To collect data, comScore's software modifies computer firewall settings, redirects Internet traffic, and can be upgraded and controlled remotely, the complaint alleged. The suit challenged comScore's assertions that it filtered out personal information from data sold to third parties, and of intercepting data it had no business to access.

In a 20-page ruling on Tuesday, District Judge James Holderman of the United States District Court for the Northern District of Illinois granted the two plaintiffs the class action status they had been seeking. The ruling means that any individual who downloaded and installed comScore's tracking software on their systems after 2005 now has a claim against the company.
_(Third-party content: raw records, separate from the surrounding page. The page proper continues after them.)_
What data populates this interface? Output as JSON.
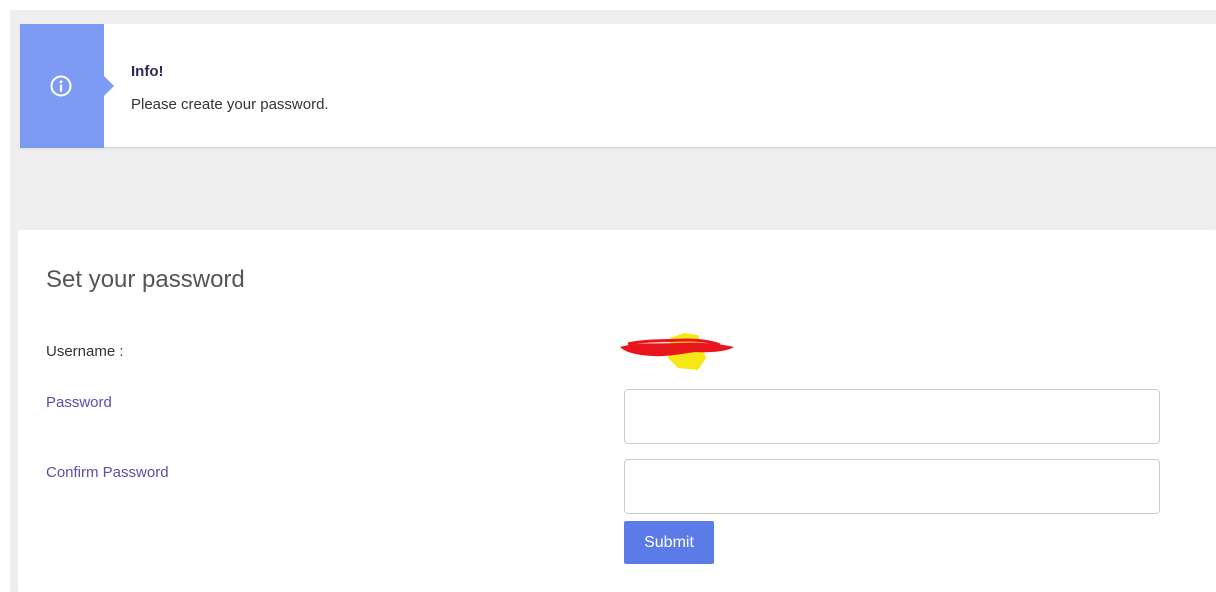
{
  "alert": {
    "title": "Info!",
    "message": "Please create your password.",
    "icon": "info-icon",
    "accent_color": "#7d9bf2"
  },
  "form": {
    "title": "Set your password",
    "username_label": "Username :",
    "password_label": "Password",
    "password_value": "",
    "confirm_label": "Confirm Password",
    "confirm_value": "",
    "submit_label": "Submit",
    "label_color": "#5a4ea8",
    "button_color": "#5b7be8"
  }
}
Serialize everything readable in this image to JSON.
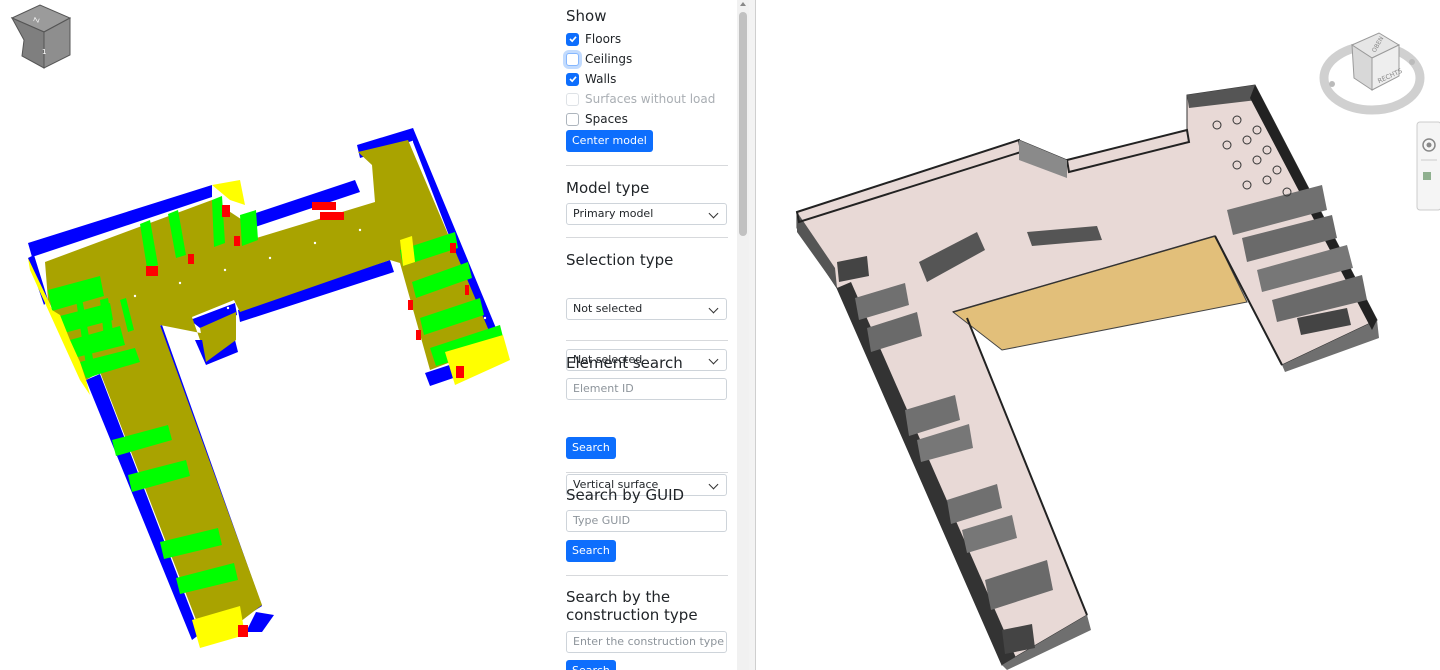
{
  "panel": {
    "show": {
      "heading": "Show",
      "floors": "Floors",
      "ceilings": "Ceilings",
      "walls": "Walls",
      "surfaces_without_load": "Surfaces without load",
      "spaces": "Spaces",
      "center_button": "Center model"
    },
    "model_type": {
      "heading": "Model type",
      "selected": "Primary model"
    },
    "selection_type": {
      "heading": "Selection type",
      "first": "Not selected",
      "second": "Not selected"
    },
    "element_search": {
      "heading": "Element search",
      "placeholder": "Element ID",
      "surface": "Vertical surface",
      "button": "Search"
    },
    "guid_search": {
      "heading": "Search by GUID",
      "placeholder": "Type GUID",
      "button": "Search"
    },
    "construction_search": {
      "heading": "Search by the construction type",
      "placeholder": "Enter the construction type",
      "button": "Search"
    }
  },
  "left_view": {
    "cube_top_label": "Z",
    "cube_front_label": "1"
  },
  "right_view": {
    "viewcube_top": "OBEN",
    "viewcube_side": "RECHTS"
  },
  "colors": {
    "accent": "#0d6efd",
    "floor": "#a9a300",
    "wall_green": "#00ff00",
    "wall_blue": "#0000ff",
    "wall_yellow": "#ffff00",
    "opening_red": "#ff0000",
    "revit_floor": "#e8d9d6",
    "revit_atrium": "#e2bf7a"
  }
}
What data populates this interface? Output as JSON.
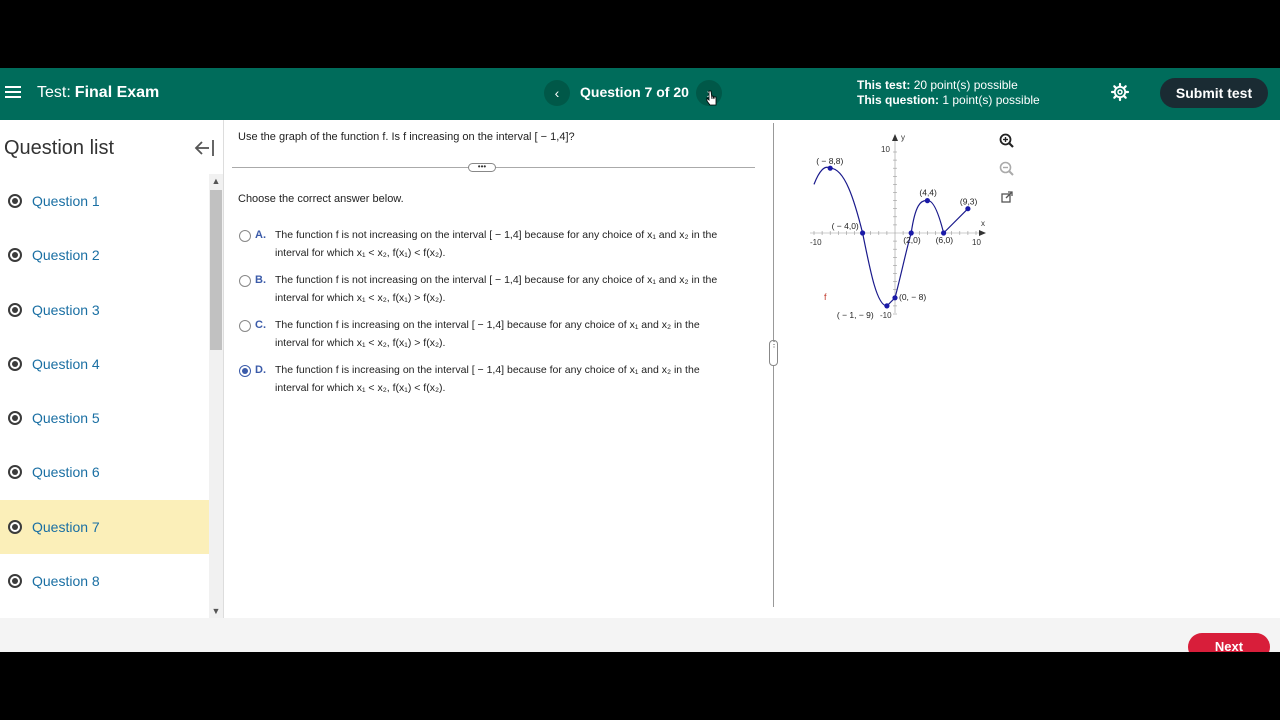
{
  "header": {
    "test_label": "Test:",
    "test_name": "Final Exam",
    "prev_icon": "chevron-left-icon",
    "next_icon": "chevron-right-icon",
    "question_counter": "Question 7 of 20",
    "this_test_label": "This test:",
    "this_test_value": "20 point(s) possible",
    "this_question_label": "This question:",
    "this_question_value": "1 point(s) possible",
    "submit_label": "Submit test"
  },
  "sidebar": {
    "title": "Question list",
    "items": [
      {
        "label": "Question 1"
      },
      {
        "label": "Question 2"
      },
      {
        "label": "Question 3"
      },
      {
        "label": "Question 4"
      },
      {
        "label": "Question 5"
      },
      {
        "label": "Question 6"
      },
      {
        "label": "Question 7",
        "active": true
      },
      {
        "label": "Question 8"
      }
    ]
  },
  "question": {
    "prompt": "Use the graph of the function f. Is f increasing on the interval [ − 1,4]?",
    "instruction": "Choose the correct answer below.",
    "options": [
      {
        "letter": "A.",
        "line1": "The function f is not increasing on the interval [ − 1,4] because for any choice of x₁ and x₂ in the",
        "line2": "interval for which x₁ < x₂, f(x₁) < f(x₂).",
        "selected": false
      },
      {
        "letter": "B.",
        "line1": "The function f is not increasing on the interval [ − 1,4] because for any choice of x₁ and x₂ in the",
        "line2": "interval for which x₁ < x₂, f(x₁) > f(x₂).",
        "selected": false
      },
      {
        "letter": "C.",
        "line1": "The function f is increasing on the interval [ − 1,4] because for any choice of x₁ and x₂ in the",
        "line2": "interval for which x₁ < x₂, f(x₁) > f(x₂).",
        "selected": false
      },
      {
        "letter": "D.",
        "line1": "The function f is increasing on the interval [ − 1,4] because for any choice of x₁ and x₂ in the",
        "line2": "interval for which x₁ < x₂, f(x₁) < f(x₂).",
        "selected": true
      }
    ]
  },
  "graph": {
    "x_axis_label": "x",
    "y_axis_label": "y",
    "function_label": "f",
    "ticks": {
      "x_min": "-10",
      "x_max": "10",
      "y_max": "10",
      "y_min": "-10"
    },
    "points": [
      {
        "label": "( − 8,8)",
        "x": -8,
        "y": 8
      },
      {
        "label": "( − 4,0)",
        "x": -4,
        "y": 0
      },
      {
        "label": "( − 1, − 9)",
        "x": -1,
        "y": -9
      },
      {
        "label": "(0, − 8)",
        "x": 0,
        "y": -8
      },
      {
        "label": "(2,0)",
        "x": 2,
        "y": 0
      },
      {
        "label": "(4,4)",
        "x": 4,
        "y": 4
      },
      {
        "label": "(6,0)",
        "x": 6,
        "y": 0
      },
      {
        "label": "(9,3)",
        "x": 9,
        "y": 3
      }
    ],
    "curve_color": "#1a1a8c",
    "tools": [
      "zoom-in-icon",
      "zoom-out-icon",
      "popout-icon"
    ]
  },
  "footer": {
    "next_label": "Next"
  },
  "colors": {
    "header_bg": "#006c5b",
    "active_question_bg": "#fbefb9",
    "link_color": "#1a6fa3",
    "next_button": "#d81e3a",
    "submit_button": "#1a2b33"
  }
}
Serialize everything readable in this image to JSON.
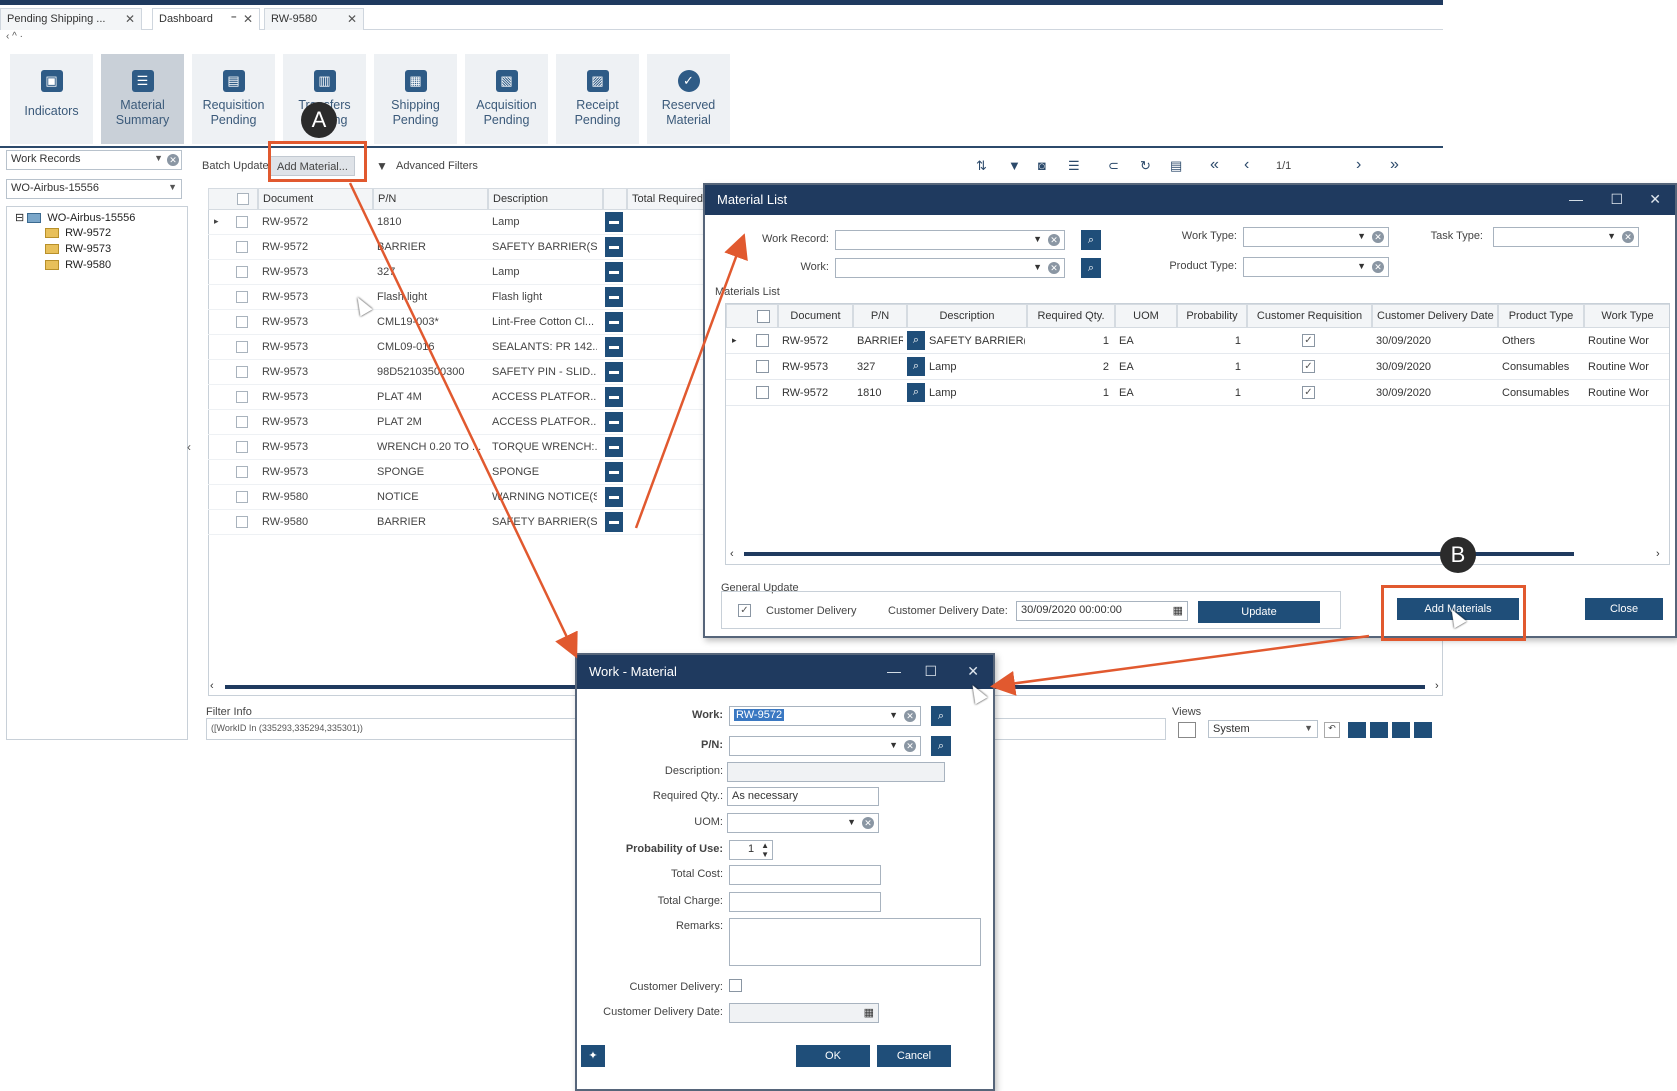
{
  "tabs": [
    {
      "label": "Pending Shipping ..."
    },
    {
      "label": "Dashboard"
    },
    {
      "label": "RW-9580"
    }
  ],
  "ribbon": [
    {
      "label": "Indicators"
    },
    {
      "label": "Material Summary"
    },
    {
      "label": "Requisition Pending"
    },
    {
      "label": "Transfers Pending"
    },
    {
      "label": "Shipping Pending"
    },
    {
      "label": "Acquisition Pending"
    },
    {
      "label": "Receipt Pending"
    },
    {
      "label": "Reserved Material"
    }
  ],
  "left_panel": {
    "records_combo": "Work Records",
    "work_combo": "WO-Airbus-15556",
    "tree_root": "WO-Airbus-15556",
    "tree_children": [
      "RW-9572",
      "RW-9573",
      "RW-9580"
    ]
  },
  "toolbar": {
    "batch_update": "Batch Update",
    "add_material": "Add Material...",
    "advanced_filters": "Advanced Filters",
    "pager": "1/1"
  },
  "grid": {
    "columns": [
      "Document",
      "P/N",
      "Description",
      "Total Required"
    ],
    "rows": [
      {
        "doc": "RW-9572",
        "pn": "1810",
        "desc": "Lamp"
      },
      {
        "doc": "RW-9572",
        "pn": "BARRIER",
        "desc": "SAFETY BARRIER(S)"
      },
      {
        "doc": "RW-9573",
        "pn": "327",
        "desc": "Lamp"
      },
      {
        "doc": "RW-9573",
        "pn": "Flash light",
        "desc": "Flash light"
      },
      {
        "doc": "RW-9573",
        "pn": "CML19-003*",
        "desc": "Lint-Free Cotton Cl..."
      },
      {
        "doc": "RW-9573",
        "pn": "CML09-016",
        "desc": "SEALANTS: PR 142..."
      },
      {
        "doc": "RW-9573",
        "pn": "98D52103500300",
        "desc": "SAFETY PIN - SLID..."
      },
      {
        "doc": "RW-9573",
        "pn": "PLAT 4M",
        "desc": "ACCESS PLATFOR..."
      },
      {
        "doc": "RW-9573",
        "pn": "PLAT 2M",
        "desc": "ACCESS PLATFOR..."
      },
      {
        "doc": "RW-9573",
        "pn": "WRENCH 0.20 TO ...",
        "desc": "TORQUE WRENCH:..."
      },
      {
        "doc": "RW-9573",
        "pn": "SPONGE",
        "desc": "SPONGE"
      },
      {
        "doc": "RW-9580",
        "pn": "NOTICE",
        "desc": "WARNING NOTICE(S)"
      },
      {
        "doc": "RW-9580",
        "pn": "BARRIER",
        "desc": "SAFETY BARRIER(S)"
      }
    ]
  },
  "filter_info": {
    "label": "Filter Info",
    "text": "([WorkID In (335293,335294,335301))"
  },
  "views": {
    "label": "Views",
    "value": "System"
  },
  "material_list": {
    "title": "Material List",
    "labels": {
      "work_record": "Work Record:",
      "work": "Work:",
      "work_type": "Work Type:",
      "product_type": "Product Type:",
      "task_type": "Task Type:",
      "materials_list": "Materials List"
    },
    "columns": [
      "Document",
      "P/N",
      "Description",
      "Required Qty.",
      "UOM",
      "Probability",
      "Customer Requisition",
      "Customer Delivery Date",
      "Product Type",
      "Work Type"
    ],
    "rows": [
      {
        "doc": "RW-9572",
        "pn": "BARRIER",
        "desc": "SAFETY BARRIER(S)",
        "qty": "1",
        "uom": "EA",
        "prob": "1",
        "date": "30/09/2020",
        "ptype": "Others",
        "wtype": "Routine Wor"
      },
      {
        "doc": "RW-9573",
        "pn": "327",
        "desc": "Lamp",
        "qty": "2",
        "uom": "EA",
        "prob": "1",
        "date": "30/09/2020",
        "ptype": "Consumables",
        "wtype": "Routine Wor"
      },
      {
        "doc": "RW-9572",
        "pn": "1810",
        "desc": "Lamp",
        "qty": "1",
        "uom": "EA",
        "prob": "1",
        "date": "30/09/2020",
        "ptype": "Consumables",
        "wtype": "Routine Wor"
      }
    ],
    "general_update": {
      "label": "General Update",
      "customer_delivery": "Customer Delivery",
      "date_label": "Customer Delivery Date:",
      "date_value": "30/09/2020 00:00:00",
      "update": "Update"
    },
    "add_materials": "Add Materials",
    "close": "Close"
  },
  "work_material": {
    "title": "Work - Material",
    "labels": {
      "work": "Work:",
      "pn": "P/N:",
      "description": "Description:",
      "required_qty": "Required Qty.:",
      "uom": "UOM:",
      "probability": "Probability of Use:",
      "total_cost": "Total Cost:",
      "total_charge": "Total Charge:",
      "remarks": "Remarks:",
      "customer_delivery": "Customer Delivery:",
      "customer_delivery_date": "Customer Delivery Date:"
    },
    "values": {
      "work": "RW-9572",
      "required_qty": "As necessary",
      "probability": "1"
    },
    "ok": "OK",
    "cancel": "Cancel"
  },
  "callouts": {
    "a": "A",
    "b": "B"
  },
  "colors": {
    "accent": "#1f4e79",
    "title_bar": "#1f3a5f",
    "callout": "#e1592f"
  }
}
"We sought certification of two classes," said Jay Edelson, the lawyer representing the two named individuals. "The larger class consists of essentially all of the millions of people who downloaded comScore software since 2005. The subclass consists of a subset of the primary class who downloaded comScore software during a specific time frame and but were never provided a functional hyperlink to the user agreement describing how the software worked."

The court granted class certification with regard to all of the primary claims pertaining to violations of the SCA, ECPA and CFAA he said. Under the SCA and ECPA each class member would be entitled to a maximum of $1,000 in statutory damages, he said.

The judge, however, denied class action status for a third claim relating to unjust enrichment against comScore.